14 November, 2016

A whaling attack can be defined as a targeted type of phishing attempt to extract important information from high profile users, most commonly the corporate executives, celebrities and political leaders. Just like phishing emails, these attacks involve sending fake emails that claim to be from a legitimate source. The difference is that the content of a whaling email is written in a more professional manner and generally framed in the form of a legal notice, company issue or customer complaint.

Give below are some of the key attributes of a whaling attack:

  • Involves extensive research about the target: The success of a whaling attack largely depends upon gaining the trust of the target user.

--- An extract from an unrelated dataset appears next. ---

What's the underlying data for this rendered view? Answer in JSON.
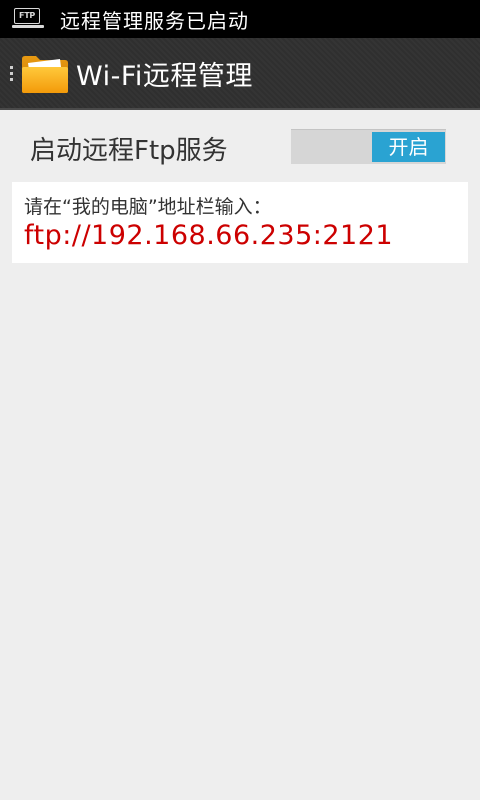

If the recipient has any doubt about the authenticity of the email, he would not take the desired action. To avoid this, hackers carry out an extensive research to gather maximum information about the target victim. They browse through his social media profiles, company information and other online sources so that a legitimate email can be crafted.
  • Uses A Compromised Account Or Fake Domain: The hackers generally attempt to compromise one of company’s higher level executive’s email account. They may also create a fake domain name that looks similar to the official website of the company. This reduces the chances that the email will be perceived as suspicious.
  • No Use Of Links And Attachments: Unlike phishing attacks, whaling emails do not have any attachments or embedded links. This ensures that the email easily passes through the spam ad phishing filters. Also, the users do not hesitate opening the email perceiving it to be malware laden.

Tips To Prevent Whaling Attacks

  • The senior management, high level employees and financial teams should be educated about the whaling techniques and how to identify spoofed emails. They should also be updated with the common characteristics of a whaling email, such as fake sender names, hoaxed URLs, wire transfer requests etc.
  • Utilize an email filtering system. Whaling emails are sent to look like they have come from someone within the organization. Demarcating emails that are not sent from the company’s corporate network is a good way to identify whaling attacks.
  • Establish a face to face or phone verification process for emails that require money transfer.